Notre meilleur modèle est ici obtenu avec les hyper-paramètres explicités ci-dessus.

In [142]:
als2 = ALS(maxIter=5, regParam=0.32, rank=25, userCol = "userId", itemCol = "movieId", ratingCol = "rating", coldStartStrategy = "drop", nonnegative=True)
model2 = als2.fit(df_training)

In [143]:
evaluator2 = RegressionEvaluator(metricName = "rmse", labelCol = "rating", predictionCol = "prediction")
predictions2 = model2.transform(df_test)
rmse2 = evaluator2.evaluate(predictions2)

In [144]:
print(f"RMSE = {round(rmse2,3)}")
predictions2.show(10)

RMSE = 0.999
+------+-------+------+----------+
|userId|movieId|rating|prediction|
+------+-------+------+----------+
|   580|   1580|   4.0| 2.8656528|
|   597|   1580|   3.0|  3.291853|
|   368|   1580|   3.0| 2.4771736|
|    28|   1580|   3.0| 2.4780116|
|   606|   1580|   2.5| 3.0528028|
|    91|   1580|   3.5| 2.9021473|
|   232|   1580|   3.5| 2.8981044|
|   599|   1580|   3.0| 2.3114977|
|   111|   1580|   3.0| 2.9209921|
|   140|   1580|   3.0| 3.0011435|
+------+-------+------+----------+
only showing top 10 rows



In [145]:
predictions2 = transform_df(predictions2)

predictions2.show(5)

+------+-------+------+----------+-----------+------------------+---------+
|userId|movieId|rating|prediction|prediction2|rating-prediction2|good_pred|
+------+-------+------+----------+-----------+------------------+---------+
|   580|   1580|   4.0| 2.8656528|        3.0|               1.0|        0|
|   597|   1580|   3.0|  3.291853|        3.5|               0.5|        1|
|   368|   1580|   3.0| 2.4771736|        2.5|               0.5|        1|
|    28|   1580|   3.0| 2.4780116|        2.5|               0.5|        1|
|   606|   1580|   2.5| 3.0528028|        3.0|               0.5|        1|
+------+-------+------+----------+-----------+------------------+---------+
only showing top 5 rows



In [146]:
predictions2.describe().show()

+-------+------------------+-----------------+------------------+-------------------+------------------+------------------+------------------+
|summary|            userId|          movieId|            rating|         prediction|       prediction2|rating-prediction2|         good_pred|
+-------+------------------+-----------------+------------------+-------------------+------------------+------------------+------------------+
|  count|             20041|            20041|             20041|              20041|             20041|             20041|             20041|
|   mean| 326.3430966518637|9365.241804301182| 3.650541390150192|  3.087565660833581| 3.087869866773115|0.8208422733396538|0.5027693228880794|
| stddev|184.15731701063086|20340.31762446896|0.9544599748594105|0.47425025987645064|0.4979379217160119| 0.586056554056174|0.5000048054948569|
|    min|                 6|                1|               0.5|          1.3049136|               1.5|               0.0|                 0|

In [147]:
predictions2.groupBy().avg('good_pred').show()

+------------------+
|    avg(good_pred)|
+------------------+
|0.5027693228880794|
+------------------+



Nous réalisons donc environ **50.3 %** de prédictions correctes, *i.e.* à plus ou moins 0.5 étoile près, sur le dataset d'entraînement. Les résultats plus faibles que ceux obeservés précedemment, s'expliquent par le fait que nous nous sommes privés dans l'entraînement de notre modèle, des utilisateurs les plus importants en terme de volumétrie de films vus et des films les plus notés. Dans cette perspective donc, notre résultat est très satisfaisant.

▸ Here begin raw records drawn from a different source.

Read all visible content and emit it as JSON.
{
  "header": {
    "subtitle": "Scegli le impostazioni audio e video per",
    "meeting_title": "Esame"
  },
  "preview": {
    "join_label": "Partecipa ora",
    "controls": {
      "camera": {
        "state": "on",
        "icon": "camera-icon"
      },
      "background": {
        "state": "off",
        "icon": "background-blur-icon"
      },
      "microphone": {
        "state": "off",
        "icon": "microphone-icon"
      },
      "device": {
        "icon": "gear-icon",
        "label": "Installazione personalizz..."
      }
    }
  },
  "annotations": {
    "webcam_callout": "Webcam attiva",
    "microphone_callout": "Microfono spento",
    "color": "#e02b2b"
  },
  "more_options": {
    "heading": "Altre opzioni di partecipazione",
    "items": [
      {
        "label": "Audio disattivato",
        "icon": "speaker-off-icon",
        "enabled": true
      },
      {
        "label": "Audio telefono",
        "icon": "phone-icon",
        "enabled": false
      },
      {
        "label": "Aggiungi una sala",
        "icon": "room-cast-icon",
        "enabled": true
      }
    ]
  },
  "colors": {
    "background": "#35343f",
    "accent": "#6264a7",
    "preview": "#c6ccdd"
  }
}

### 10. Amélioration de notre modèle en centrant nos données initiales

Tontons maintenant une nouvelle voie d'amélioration en repartant de nos données initiales mais en les centrant avant de les injecter dans notre modèle.

In [158]:
df_rating_mean = df_ratings1.groupBy().mean('rating')
df_rating_mean.show()

+-----------------+
|      avg(rating)|
+-----------------+
|3.501556983616962|
+-----------------+



In [159]:
df_rating_mean.printSchema()

root
 |-- avg(rating): double (nullable = true)



In [162]:
# On récupère la valeur des notes moyennes
rating_mean = df_rating_mean.collect()[0][0]
rating_mean

3.501556983616962

In [166]:
df_ratings2 = df_ratings1.withColumn('rating', df_ratings1['rating'] - rating_mean)
df_ratings2.show(5)

+------+-------+-----------------+
|userId|movieId|           rating|
+------+-------+-----------------+
|     1|      1|0.498443016383038|
|     1|      3|0.498443016383038|
|     1|      6|0.498443016383038|
|     1|     47|1.498443016383038|
|     1|     50|1.498443016383038|
+------+-------+-----------------+
only showing top 5 rows



In [167]:
(training3,test3) = df_ratings2.randomSplit([0.8, 0.2])

In [170]:
regParams = [0.07, 0.08, 0.09, 0.10, 0.11, 0.12, 0.13, 0.14]
ranks = [20, 25, 30]

tune_ALS(training3, test3, 5, regParams, ranks)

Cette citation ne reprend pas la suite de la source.